Professor Barringer has attempted the seemingly impossible – a massive overview of our entire assembled knowledge regarding multiple facets of the site of Olympia from its earliest known use as a Hellenic sanctuary, interwoven with a profound understanding of the relevant ancient sources and then into the most contemporary of academic micro-debates. And much of this multifaceted approach is conducted simultaneously and with considerable textual elegance and clarity. Supplemented by numerous black and white and colour panels and illustrations of cultic sites as well as maps, Barringer's cultural history not only achieves its improbable objective but is – in my opinion – nothing less than an instant classic.

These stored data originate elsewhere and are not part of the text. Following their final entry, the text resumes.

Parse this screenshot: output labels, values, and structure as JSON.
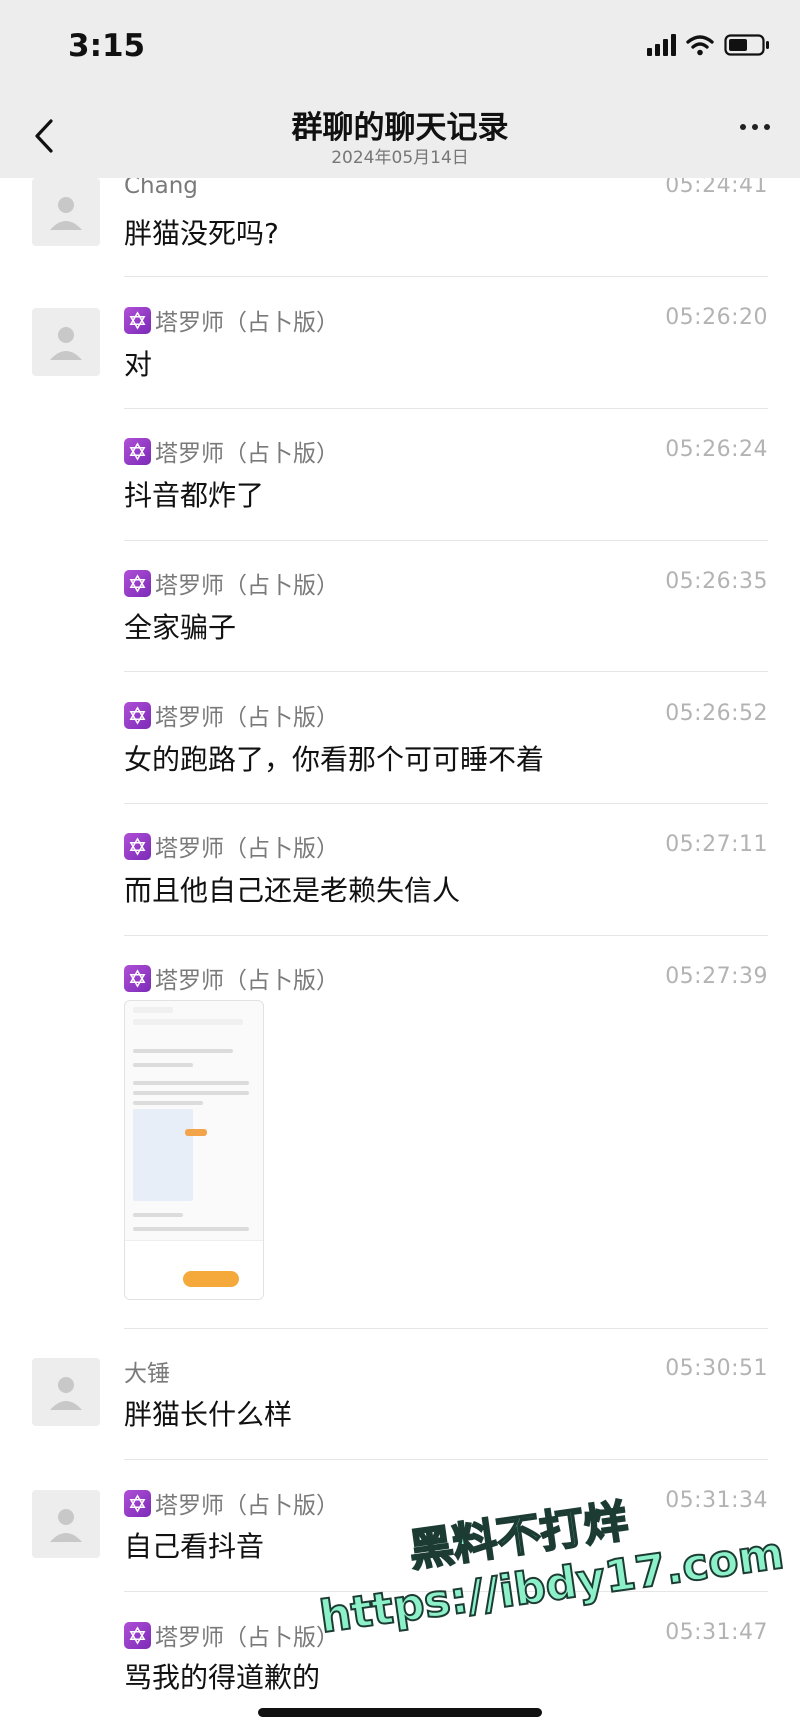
{
  "status_bar": {
    "time": "3:15"
  },
  "nav": {
    "title": "群聊的聊天记录",
    "subtitle": "2024年05月14日"
  },
  "messages": [
    {
      "sender": "Chang",
      "time": "05:24:41",
      "text": "胖猫没死吗?"
    },
    {
      "sender": "塔罗师（占卜版）",
      "time": "05:26:20",
      "text": "对"
    },
    {
      "sender": "塔罗师（占卜版）",
      "time": "05:26:24",
      "text": "抖音都炸了"
    },
    {
      "sender": "塔罗师（占卜版）",
      "time": "05:26:35",
      "text": "全家骗子"
    },
    {
      "sender": "塔罗师（占卜版）",
      "time": "05:26:52",
      "text": "女的跑路了，你看那个可可睡不着"
    },
    {
      "sender": "塔罗师（占卜版）",
      "time": "05:27:11",
      "text": "而且他自己还是老赖失信人"
    },
    {
      "sender": "塔罗师（占卜版）",
      "time": "05:27:39",
      "text": ""
    },
    {
      "sender": "大锤",
      "time": "05:30:51",
      "text": "胖猫长什么样"
    },
    {
      "sender": "塔罗师（占卜版）",
      "time": "05:31:34",
      "text": "自己看抖音"
    },
    {
      "sender": "塔罗师（占卜版）",
      "time": "05:31:47",
      "text": "骂我的得道歉的"
    }
  ],
  "watermark": {
    "line1": "黑料不打烊",
    "line2": "https://ibdy17.com"
  },
  "icons": [
    "back-icon",
    "more-icon",
    "avatar-icon",
    "tarot-badge-icon",
    "signal-icon",
    "wifi-icon",
    "battery-icon"
  ]
}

Despite writing as something of an outsider - the genre having been traditionally dominated by German archaeological experts, who have been excavating Olympia since 1875 - Barringer has given us a first-in-its-field, English-language analysis that is little short of magisterial. Stating her intent to be one wherein she provides her readership with a ‘holistic interpretive’ (introduction – page 5) study that moves through material, social, historical, political and religious synchronic considerations (i.e. a cultural context or anthropological approach), Olympia: A Cultural History ultimately rewards us with a cumulative diachronic sweep across more than 1200 years of stratified complexity. This is a task she acknowledges ‘has rarely been done for any archaeological site in ancient Greece’ (introduction – p. 5) and given the singular prestige of Olympia to the ancient Greco-Roman world and the vast amounts of knowledge Barringer had to digest to produce this text it might be well be considered self-evident as to why.
To guide her readership through this interpretation of the immense amounts of evidence she has processed, the scholar has imposed a chronological order to her chapters that is prefaced by a simple chronology (page xvii). While the first four of these central chapters cover the earliest known Greek use of the site through to the end of the Hellenistic period, the final two chapters are just as intriguing: respectively entitled ‘Roman Olympia’ and ‘The Last Olympiad’, both chapters richly reappraise the new layers of meaning imposed upon the ancient site with the invasion of a foreign enemy and then their Christian descendants. While nearby Sparta may have become something of a ‘theme park’ for the martially-obsessed Roman visitor to the Peloponnese, Olympia retained its lustre as the premier sporting location for the conquerors of Greece. As she points out on page 296: ‘Earlier scholarly claims of decline in Roman Olympia are unfounded…Roman preferences for artistic display and commemoration required changes, and the shift in power westward to Rome meant that Olympia's substantial renown was now harnessed and exploited by a new population.’ In the final of her six central chapters, Barringer also argues that the prohibition of non-Christian worship by Theodosius in 393 C.E. did not – contrary to many a generalisation – necessarily bring about an abrupt or instantaneous end to the pagan games held in honour of Zeus: ‘There is no clear evidence of a last Olympiad, a final festival, nor is there, unsurprisingly, a single instant when the site stops being pagan and becomes exclusively Christian’ (p. 237).
In actuality, as encouraged as Barringer is to attempt new interpretations of the evidence through her cultural approach, she is also just as forthright with acknowledging the many ‘known unknowns’ that still litter the interpretative fields clustering around this extraordinarily significant location. From the still-misunderstood intersections of the Pelops myth and the founding of the first Games (or should they be attributed to Heracles?) to the ongoing ambiguities hedging around so many aspects of the Altis, to the precise day or even decade when the ancient Olympics were crushed under the weight of a Christian singularity – before they would be so famously revived under Baron Pierre de Coubertin in our modern era – Barringer's openness to posing the right questions is as satisfying as the wealth of answers she provides. She actually ends chapter six with a weighty passage filled with such acknowledged but unanswered mysteries, and then hopes ‘that the holistic, diachronic and synchronous methodology and scope of this study will provide a model for exploration of other Greek sanctuaries and sites’ (p. 244).
As a frequent visitor to the extraordinary site of Olympia (and having now had published a historical fiction novel on the birth of the ancient Greek Games), I eagerly awaited this review dispatch of Barringer's hardcover work. It did not disappoint. In fact, it greatly exceeded my expectations, despite having read a few minor quibbles raised by other reviewers. It was also rarely so dense that it would leave a lay reader confused, while maintaining its scholarly rigour and merits throughout. While Zanes may have been erected at Olympia to permanently shame those caught out cheating at the premier ancient Greek agones, Berringer's work is both a monument to those who once achieved the extraordinary Olympic honour of being allowed to erect semi-godlike imagery of themselves within the Altis and may well be worthy of such kleos itself.